The US Bombed A Dam Vital For Civilians In Syria, Lied About It, & Called Anyone Who Reported The Truth “Crazy”

Many years too late, it appears The New York Times has suddenly discovered that the United States has been committing war crimes in Syria, coming long after it was clear Washington was pursuing regime change in Damascus. With Assad still in control of most of the country, US efforts have turned to far-reach sanctions of late, which have greatly increased the sufferings of common Syrians. Like with Bush’s disastrous invasion of Iraq before, the Times was the foremost cheerleader for that war, laundering Pentagon and admin propaganda, and only many years later admitting the truth that it was all based on lies… so now it seems to be going with Syria.

In its latest reporting, the NY Times has “uncovered” that an elite US military unit intentionally targeted and destroyed a large dam which was vital to the daily life and survival of tens of thousands of people near a vital Euphrates River reservoir. When the 2017 bombing of the Tabqa Dam (or al-Thawra Dam as it’s also called) was first reported, a top American general labeled those accusing the US of being behind it as “crazy”. Like much mainstream media reporting on Syria, those who had it right in real time – many from independent and alternative media – were dismissed as “conspiracy theorists” and loons, but now this…

The fresh NY Times reporting begins, “Near the height of the war against the Islamic State in Syria, a sudden riot of explosions rocked the country’s largest dam, a towering, 18-story structure on the Euphrates River that held back a 25-mile-long reservoir above a valley where hundreds of thousands of people lived.”

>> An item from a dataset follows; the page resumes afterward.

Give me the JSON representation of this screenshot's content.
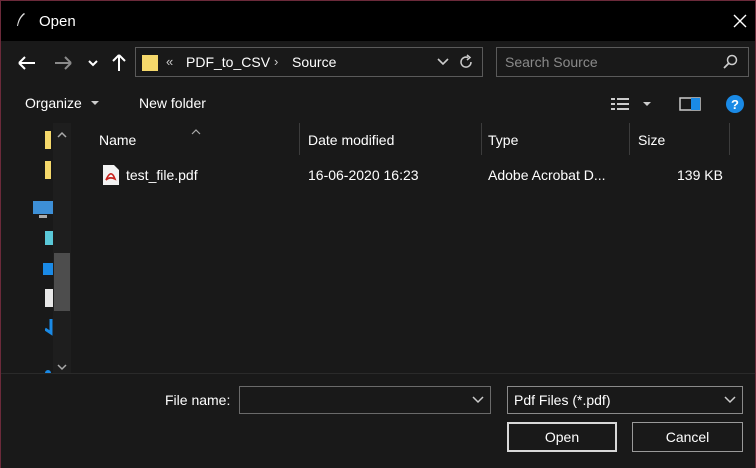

The US had quickly dismissed those accusing the US of being behind the attack. And since Russia was among them, it was easy for the Pentagon to bat it down as but the “propaganda” of America’s enemies in the region

The Islamic State, the Syrian government and Russia blamed the United States, but the dam was on the U.S. military’s “no-strike list” of protected civilian sites and the commander of the U.S. offensive at the time, then-Lt. Gen. Stephen J. Townsend, said allegations of U.S. involvement were based on “crazy reporting.”

“The Tabqa Dam is not a coalition target,” he declared emphatically two days after the blasts.

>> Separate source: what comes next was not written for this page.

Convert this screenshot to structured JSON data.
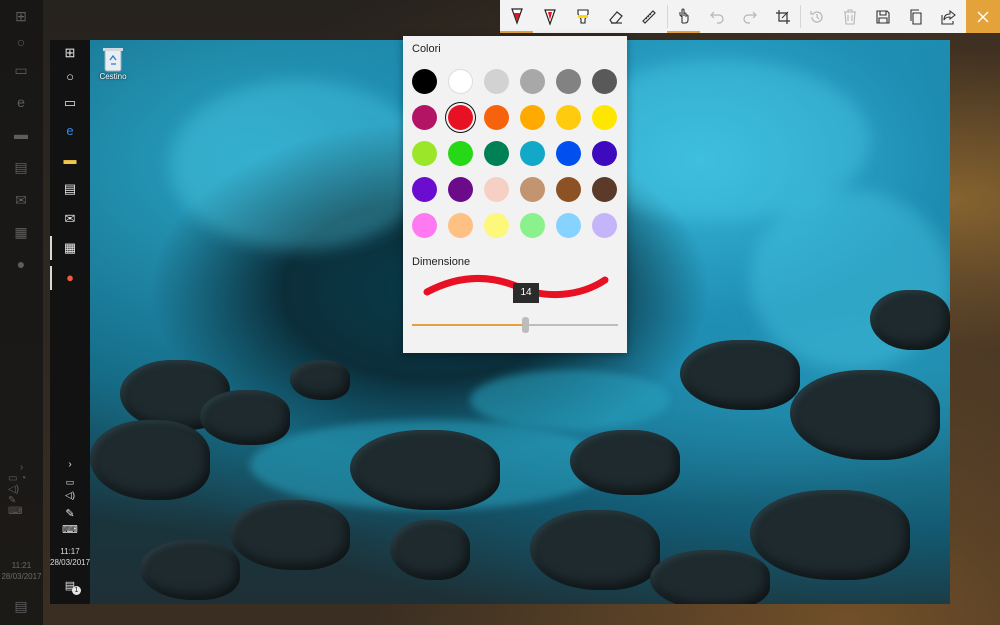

Multiple Syrians had been killed and wounded in the attack, including dam workers and engineers who had rushed to the scene to save it.

Apparently there was proof that the US did it right way, yet it seems this fact remained buried (or perhaps suppressed) in Western media reporting for years, given that as NYT details, “After the strikes, dam workers stumbled on an ominous piece of good fortune: Five floors deep in the dam’s control tower, an American BLU-109 bunker-buster lay on its side, scorched but intact — a dud. If it had exploded, experts say, the whole dam might have failed.”

As the Times now reveals, it was an elite Pentagon unit behind the attack on vital civilian infrastracture, responsible for other mass atrocities in Syria:

In fact, members of a top secret U.S. Special Operations unit called Task Force 9 had struck the dam using some of the largest conventional bombs in the U.S. arsenal, including at least one BLU-109 bunker-buster bomb designed to destroy thick concrete structures, according to two former senior officials. And they had done it despite a military report warning not to bomb the dam, because the damage could cause a flood that might kill tens of thousands of civilians.

Here’s an example of widespread allegations at the time, in 2017, blasted as “crazy” by the Pentagon…

Both the Syrian government and its ally Russia had long charged that both the Pentagon and CIA waged a years-long war to destabilize and overthrow the Syrian state, which took overt and covert forms.

Eventually the US would focus its rhetoric on its “counter-ISIS” mission, which Damascus said was a ruse in order to justify continued occupation of the country, with the ultimate goal all along being the weakening of the Syrian state and its allies Iran and Hezbollah.

Oftentimes the pattern was that if West-backed forces in Syria perceived that if crucial infrastructure like a bridge or factory might come back into Syrian Army hands, those sites would be destroyed to prevent their subsequent utilization by the Syrian state.